Il se désintéressa de moi pour s’occuper de ceux qui se rendaient et, moi, je me frappai de nouveau le front avec le poing, conscient que je devais faire quelque chose, mais je ne parvenais pas à savoir quoi. Fuir, peut-être ? Cependant, quand l’idée me vint, le scandale des voix s’était déjà éteint, je vis des silhouettes, désarmées et ligotées, passer devant moi… et quelqu’un m’agrippa et m’invita à suivre la procession. Ce n’est que lorsque j’arrivai au bout de la ruelle par laquelle ils me guidaient que je pensai à mes camaros et m’arrêtai net, pris de panique. Et, sans avertir, je gonflai mes poumons d’air et hurlai :
— « MANRAAAS ! DIIIL ! »
Je voulus faire demi-tour et je reçus une bonne taloche.
— « Tu veux te taire, oui ? », me siffla l’homme de Frashluc.
Me taire, me répétai-je. Me taire ? Non, je ne voulais pas me taire. Je m’accrochai à la cape de mon guide en criant :
— « Bonne mère, les os ! Je vois leurs os ! Mes camaros ! Des os ! Des os… ! »
À ce moment, mes paroles avaient pour moi plus de sens qu’une sainte vérité.
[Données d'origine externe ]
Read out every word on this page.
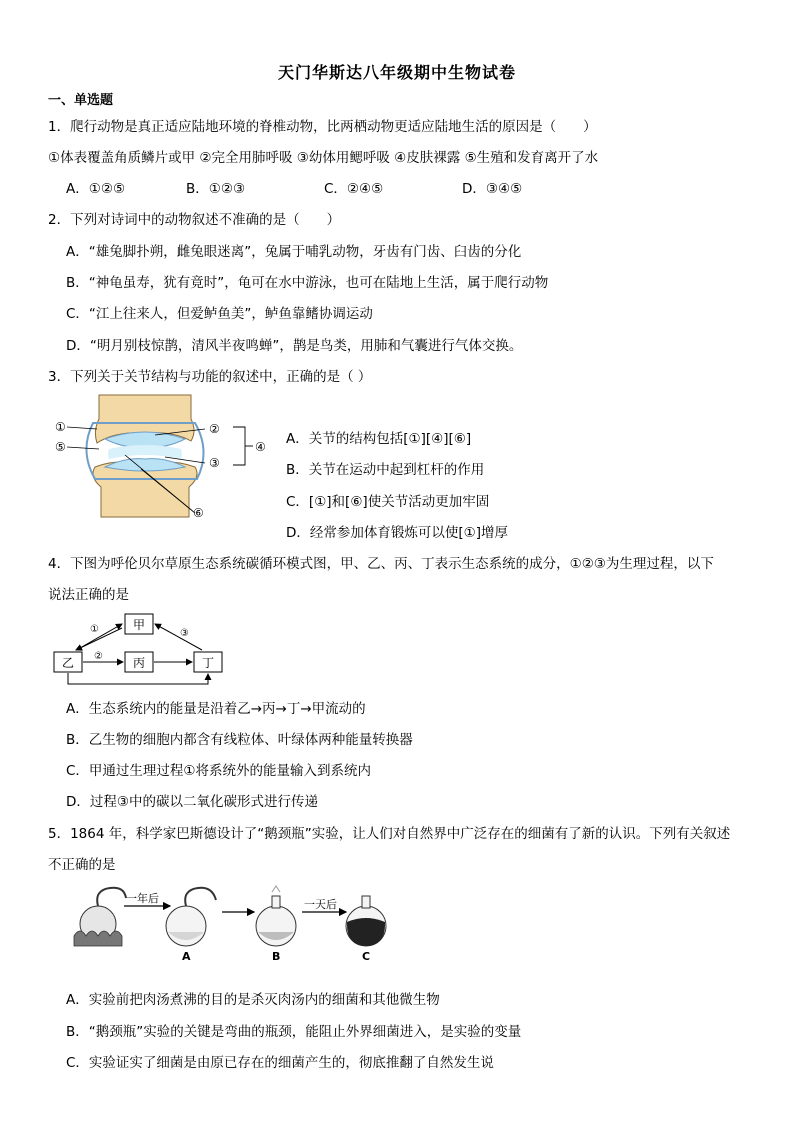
天门华斯达八年级期中生物试卷
一、单选题
1．爬行动物是真正适应陆地环境的脊椎动物，比两栖动物更适应陆地生活的原因是（　　）
①体表覆盖角质鳞片或甲 ②完全用肺呼吸 ③幼体用鳃呼吸 ④皮肤裸露 ⑤生殖和发育离开了水
A．①②⑤	B．①②③	C．②④⑤	D．③④⑤
2．下列对诗词中的动物叙述不准确的是（　　）
A．“雄兔脚扑朔，雌兔眼迷离”，兔属于哺乳动物，牙齿有门齿、臼齿的分化
B．“神龟虽寿，犹有竟时”，龟可在水中游泳，也可在陆地上生活，属于爬行动物
C．“江上往来人，但爱鲈鱼美”，鲈鱼靠鳍协调运动
D．“明月别枝惊鹊，清风半夜鸣蝉”，鹊是鸟类，用肺和气囊进行气体交换。
3．下列关于关节结构与功能的叙述中，正确的是（ ）
①
⑤
②
③
④
⑥
A．关节的结构包括[①][④][⑥]
B．关节在运动中起到杠杆的作用
C．[①]和[⑥]使关节活动更加牢固
D．经常参加体育锻炼可以使[①]增厚
4．下图为呼伦贝尔草原生态系统碳循环模式图，甲、乙、丙、丁表示生态系统的成分，①②③为生理过程，以下
说法正确的是
甲
乙	丙	丁
①
②
③
A．生态系统内的能量是沿着乙→丙→丁→甲流动的
B．乙生物的细胞内都含有线粒体、叶绿体两种能量转换器
C．甲通过生理过程①将系统外的能量输入到系统内
D．过程③中的碳以二氧化碳形式进行传递
5．1864 年，科学家巴斯德设计了“鹅颈瓶”实验，让人们对自然界中广泛存在的细菌有了新的认识。下列有关叙述
不正确的是
一年后
A	B
一天后
C
A．实验前把肉汤煮沸的目的是杀灭肉汤内的细菌和其他微生物
B．“鹅颈瓶”实验的关键是弯曲的瓶颈，能阻止外界细菌进入，是实验的变量
C．实验证实了细菌是由原已存在的细菌产生的，彻底推翻了自然发生说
Mais mon guide ne sembla pas très bien comprendre mon angoisse, car, à cet instant, il me plaqua contre le mur avec l’aide d’un autre, ils me mirent dans la bouche un tissu avec lequel je faillis m’étouffer et ils me bâillonnèrent tandis que je donnais des coups de pied comme un endiablé en criant des « os ! » qui ne se percevaient déjà plus que comme des gémissements assourdis. Ne pouvant crier, mes yeux pleurèrent de terreur durant tout le chemin jusqu’à la guilde de Frashluc.